I think it sounds like a strong possibility:
But Mr. Thompson appears serene about all the speculation swirling around him. "Those running are all good guys, and would be good presidents," he says leaning back in a recliner. "But there are truly vital issues--from the looming entitlement crisis to nuclear proliferation--I'm not afraid to talk about. Lots of people have such a low regard for politicians that they're open to a campaign that would be completely different."
So how would a possible Thompson campaign be distinctive? "Politics is now one big 24-hour news cycle, but we seem to spend less time than ever on real substance," he muses. "What if someone harnessed the Internet and other technologies and insisted in talking about real issues in more depth than consultants would advise? What if they took risks with their race in hopes that the risks to our children could be reduced through building a mandate for good policy?.."
The next president, according to Mr. Thompson, needs to exercise strong leadership "and get down in the weeds and fix a civil-service system that makes it too hard to hire good employees and too hard to fire bad ones." He doesn't offer specifics on what to do, but notes the "insanity" of the new Congress pushing for the unionization of homeland security employees only five years after it rejected the notion in the wake of 9/11. "Should we tie ourselves up in bureaucratic knots with the challenges we may have to face?" he asks in wonderment.

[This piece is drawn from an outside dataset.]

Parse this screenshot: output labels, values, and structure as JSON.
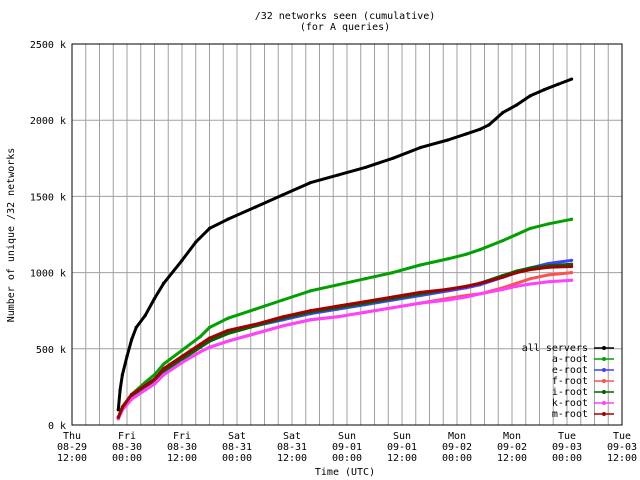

The challenges, he says, are numerous. On Iraq, he admits "we are left with nothing but bad choices." However, he says the "worst choice" would be to have Osama bin Laden proven right when he predicted America wouldn't have the stomach for a tough fight. The costs of Iraq have been high, but they could be even higher "if we have another stain on America like that infamous scene from Saigon 1975 in which our helicopters took off leaving those who supported us grabbing at the landing skids."

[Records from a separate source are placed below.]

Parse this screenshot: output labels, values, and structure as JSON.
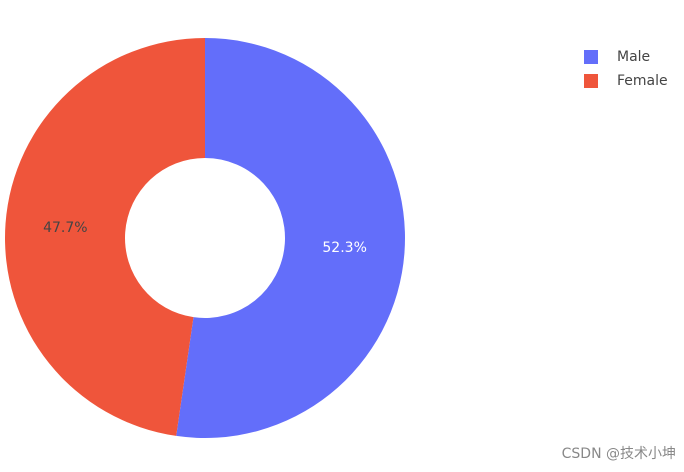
{
  "chart_data": {
    "type": "pie",
    "categories": [
      "Male",
      "Female"
    ],
    "values": [
      52.3,
      47.7
    ],
    "value_labels": [
      "52.3%",
      "47.7%"
    ],
    "colors": [
      "#636efa",
      "#ef553b"
    ],
    "legend": "top-right"
  },
  "watermark": "CSDN @技术小坤"
}
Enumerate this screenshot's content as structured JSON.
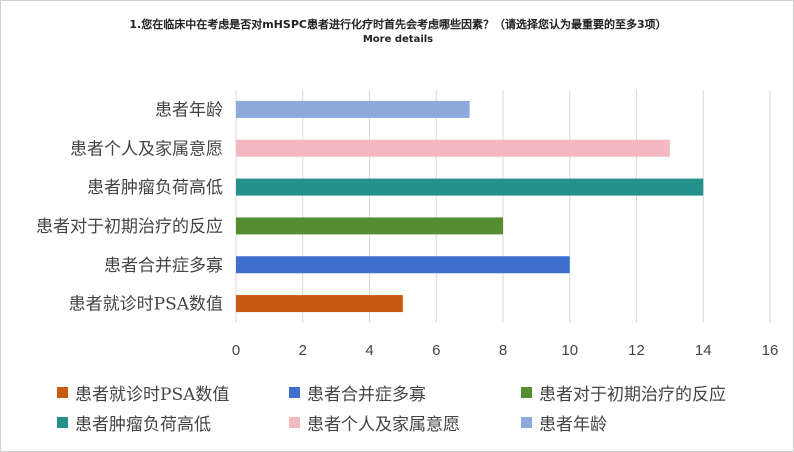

Mr. Thompson is especially worried about nuclear proliferation. He serves as chairman of the International Security Advisory Board, along with former Clinton CIA Director Jim Woolsey and former Democratic Sen. Chuck Robb. The board recently received an unclassified briefing that convinced him three or four countries in the Middle East are "on the cusp" of acquiring nuclear weapons should the Iranians carry through with their own weapons program...
Clearly there are areas where he comes across as less polished, but when he discusses McCain-Feingold and runaway spending for example, he sounds like he has the essential elements of his message thought out. And it seems like he'd seek the 'straight shooter' label that served McCain so well.

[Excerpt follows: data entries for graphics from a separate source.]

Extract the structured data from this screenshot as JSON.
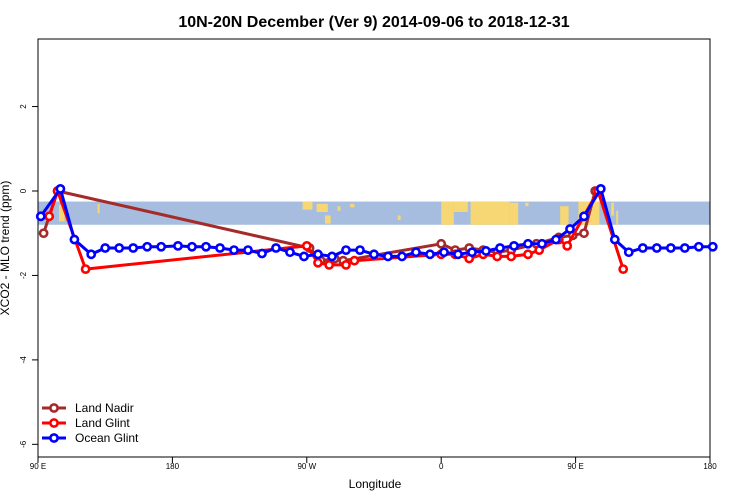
{
  "chart_data": {
    "type": "line",
    "title": "10N-20N December (Ver 9)   2014-09-06 to 2018-12-31",
    "xlabel": "Longitude",
    "ylabel": "XCO2 - MLO trend (ppm)",
    "xlim": [
      -270,
      -30
    ],
    "ylim": [
      -6.3,
      3.6
    ],
    "x_ticks": [
      {
        "value": -270,
        "label": "90 E"
      },
      {
        "value": -222,
        "label": "180"
      },
      {
        "value": -174,
        "label": "90 W"
      },
      {
        "value": -126,
        "label": "0"
      },
      {
        "value": -78,
        "label": "90 E"
      },
      {
        "value": -30,
        "label": "180"
      }
    ],
    "y_ticks": [
      {
        "value": 2,
        "label": "2"
      },
      {
        "value": 0,
        "label": "0"
      },
      {
        "value": -2,
        "label": "-2"
      },
      {
        "value": -4,
        "label": "-4"
      },
      {
        "value": -6,
        "label": "-6"
      }
    ],
    "map_band": {
      "y_top": -0.25,
      "y_bottom": -0.8,
      "ocean_color": "#a6bddf",
      "land_color": "#f7d774"
    },
    "legend_position": "bottom-left",
    "series": [
      {
        "name": "Land Nadir",
        "color": "#a52a2a",
        "points": [
          [
            -268,
            -1.0
          ],
          [
            -263,
            0.0
          ],
          [
            -173,
            -1.35
          ],
          [
            -169,
            -1.65
          ],
          [
            -164,
            -1.6
          ],
          [
            -161,
            -1.65
          ],
          [
            -126,
            -1.25
          ],
          [
            -121,
            -1.4
          ],
          [
            -116,
            -1.35
          ],
          [
            -111,
            -1.4
          ],
          [
            -106,
            -1.45
          ],
          [
            -101,
            -1.4
          ],
          [
            -92,
            -1.25
          ],
          [
            -84,
            -1.1
          ],
          [
            -79,
            -1.05
          ],
          [
            -75,
            -1.0
          ],
          [
            -71,
            0.0
          ]
        ]
      },
      {
        "name": "Land Glint",
        "color": "#ff0000",
        "points": [
          [
            -266,
            -0.6
          ],
          [
            -263,
            0.0
          ],
          [
            -253,
            -1.85
          ],
          [
            -174,
            -1.3
          ],
          [
            -170,
            -1.7
          ],
          [
            -166,
            -1.75
          ],
          [
            -160,
            -1.75
          ],
          [
            -157,
            -1.65
          ],
          [
            -126,
            -1.5
          ],
          [
            -121,
            -1.5
          ],
          [
            -116,
            -1.6
          ],
          [
            -111,
            -1.5
          ],
          [
            -106,
            -1.55
          ],
          [
            -101,
            -1.55
          ],
          [
            -95,
            -1.5
          ],
          [
            -91,
            -1.4
          ],
          [
            -84,
            -1.15
          ],
          [
            -81,
            -1.3
          ],
          [
            -70,
            0.0
          ],
          [
            -61,
            -1.85
          ]
        ]
      },
      {
        "name": "Ocean Glint",
        "color": "#0000ff",
        "points": [
          [
            -269,
            -0.6
          ],
          [
            -262,
            0.05
          ],
          [
            -257,
            -1.15
          ],
          [
            -251,
            -1.5
          ],
          [
            -246,
            -1.35
          ],
          [
            -241,
            -1.35
          ],
          [
            -236,
            -1.35
          ],
          [
            -231,
            -1.32
          ],
          [
            -226,
            -1.32
          ],
          [
            -220,
            -1.3
          ],
          [
            -215,
            -1.32
          ],
          [
            -210,
            -1.32
          ],
          [
            -205,
            -1.35
          ],
          [
            -200,
            -1.4
          ],
          [
            -195,
            -1.4
          ],
          [
            -190,
            -1.48
          ],
          [
            -185,
            -1.35
          ],
          [
            -180,
            -1.45
          ],
          [
            -175,
            -1.55
          ],
          [
            -170,
            -1.5
          ],
          [
            -165,
            -1.55
          ],
          [
            -160,
            -1.4
          ],
          [
            -155,
            -1.4
          ],
          [
            -150,
            -1.5
          ],
          [
            -145,
            -1.55
          ],
          [
            -140,
            -1.55
          ],
          [
            -135,
            -1.45
          ],
          [
            -130,
            -1.5
          ],
          [
            -125,
            -1.45
          ],
          [
            -120,
            -1.5
          ],
          [
            -115,
            -1.45
          ],
          [
            -110,
            -1.42
          ],
          [
            -105,
            -1.35
          ],
          [
            -100,
            -1.3
          ],
          [
            -95,
            -1.25
          ],
          [
            -90,
            -1.25
          ],
          [
            -85,
            -1.15
          ],
          [
            -80,
            -0.9
          ],
          [
            -75,
            -0.6
          ],
          [
            -69,
            0.05
          ],
          [
            -64,
            -1.15
          ],
          [
            -59,
            -1.45
          ],
          [
            -54,
            -1.35
          ],
          [
            -49,
            -1.35
          ],
          [
            -44,
            -1.35
          ],
          [
            -39,
            -1.35
          ],
          [
            -34,
            -1.32
          ],
          [
            -29,
            -1.32
          ]
        ]
      }
    ]
  }
}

The rapidity with which he's disavowed his vote on McCain-Feingold makes me wonder whether he's decided that it's a major reason for the displeasure that primary voters feel toward McCain. Certainly it's among the first things that every conservative I know mentions when talking about McCain's problems.
Among other trivia, how odd would it be to have a President older than 65 with two children under 10? I have to think it's probably never happened before.
Update: Novak offers this on Thompson today:
Actor-politician Fred Thompson's unexpected expression of interest in seeking the Republican presidential nomination has attracted an equally unexpected favorable reaction, especially among social conservatives.
In Tennessee Republican politics, former Sen. Thompson was allied with Howard Baker and Lamar Alexander in the state party's more liberal wing. However, his voting record in the Senate was solidly conservative. He is viewed by the Christian right as more acceptable than any of the three Republican candidates leading in the polls -- Rudy Giuliani, John McCain and Mitt Romney.
Nobody is sure that Thompson really will run. He has been reported in line as successor to radio commentator Paul Harvey to fill one of the most prestigious and profitable broadcasting niches.